TAG 4: Nachdem die gestrige Etappe mit über 1100 Höhenmetern einige Körner gekostet hat haben wir es heute etwas ruhiger angehen lassen. Zumindest die ersten 40 km von Alcudia nach Santa Maria waren flach. Rückenwind begünstigte die flotte Tour über verkehrsarme Nebenstraßen. Bei der Pause im Cafe haben wir dann beschlossen, die Rückfahrt etwas anspruchsvoller zu gestalten ohne es zu übertreiben. So ging es über Sineu, dem Dorf mit der berühmten Windmühle, in Richtung Ariany und über Maria de la Salut und Santa Margalida nach Can Picafort zum - wie könnte es anders sein - traditionellen Erdbeerkuchen essen. Von dort ging es dann im Ausscheidungsfahren zurück zum Hotel. Vierter Tag - leicht wellig - 105 km Morgen Ruhetag bevor es am Donnerstag zur Königsetappe kommt.

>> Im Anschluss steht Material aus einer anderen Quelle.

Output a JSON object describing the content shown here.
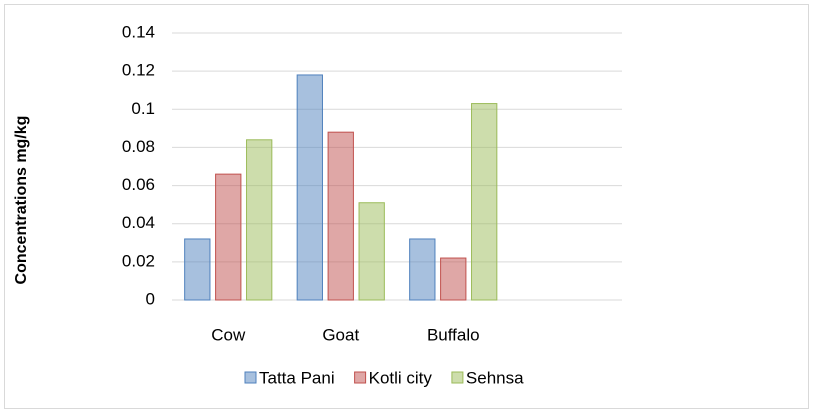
{
  "chart_data": {
    "type": "bar",
    "ylabel": "Concentrations mg/kg",
    "categories": [
      "Cow",
      "Goat",
      "Buffalo",
      null
    ],
    "series": [
      {
        "name": "Tatta Pani",
        "color": "#4f81bd",
        "values": [
          0.032,
          0.118,
          0.032,
          null
        ]
      },
      {
        "name": "Kotli city",
        "color": "#c0504d",
        "values": [
          0.066,
          0.088,
          0.022,
          null
        ]
      },
      {
        "name": "Sehnsa",
        "color": "#9bbb59",
        "values": [
          0.084,
          0.051,
          0.103,
          null
        ]
      }
    ],
    "ylim": [
      0,
      0.14
    ],
    "yticks": [
      0,
      0.02,
      0.04,
      0.06,
      0.08,
      0.1,
      0.12,
      0.14
    ],
    "grid": true,
    "legend": "bottom"
  }
}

Nach dem individuell gestalteten Ruhetag am Mittwoch hieß es heute morgen für Paul, Werner, Gerhard und Jochen früh auf den Sattel, auf zur Königsetappe. Locker eingerollt wurde sich auf den ersten Kilometern vom Hotel Playa de Muro entlang der Küste nach Pollenca eh es von dort die nächsten 36 km überwiegend bergauf über den Coll de Femenies (515m/NN) sowie den Coll de Sa Batalla (579m/NN) auf die höchste Erhebung Mallorcas, den Coll de Puig Major (880m/NN) ging. Danach folgte eine wunderschöne 15 km lange Abfahrt nach Soller. Nachdem sich die Beine bei der Mittagspause auf dem Marktplatz Sollers etwas erholen konnten hieß es aber gleich schon wieder raus aus dem Sattel, rein in die Serpentinen den Coll de Soller hinauf. Rauf von 50 Metern über dem Meer auf 501 meter über eine Distanz von 10 Kilometern. Das wunderschöne Panorama von oben konnten wir leider kaum genießen denn die kurvenreiche Abfahrt verlangte die volle Konzentration. Angekommen in Bunyola und über leichte Wellen nach Santa Maria hieß es dann flach Richtung "Heimat".

Vorletzter Trainingstag 141 km, knapp 1800 Höhenmeter.

Die andere Trainingsgruppe ließ es heute gemütlich
angehen mit einer lockeren 70 km, überwiegend flachen Runde.

Letzter Tag : Zum Abschluß ging es heute nach Porto Cristo. Wellig in Richtung Petra und dann über Nebenstraßen bis Manacor nach Porto Cristo wo wir eine Pause einlegten. Zurück dann über Calla Millor, Arta zum Hotel - 100 km zum Abschluß eines wunderbaren Trainingslagers. Unser Gerhard der sich gestern überwiegend im Windschatten aufgehalten hat ;-) wollte es zum Abschluß nochmal wissen und nahm noch einmal Sa Callobra in Angriff - rauf von Pollenca zur Passhöhe auf knapp 700 meter, runter ans Meer und die gleichen Serpentienen wieder rauf auf die 700 Meter. 118 km am letzten Tag - Gerhard, RESPEKT.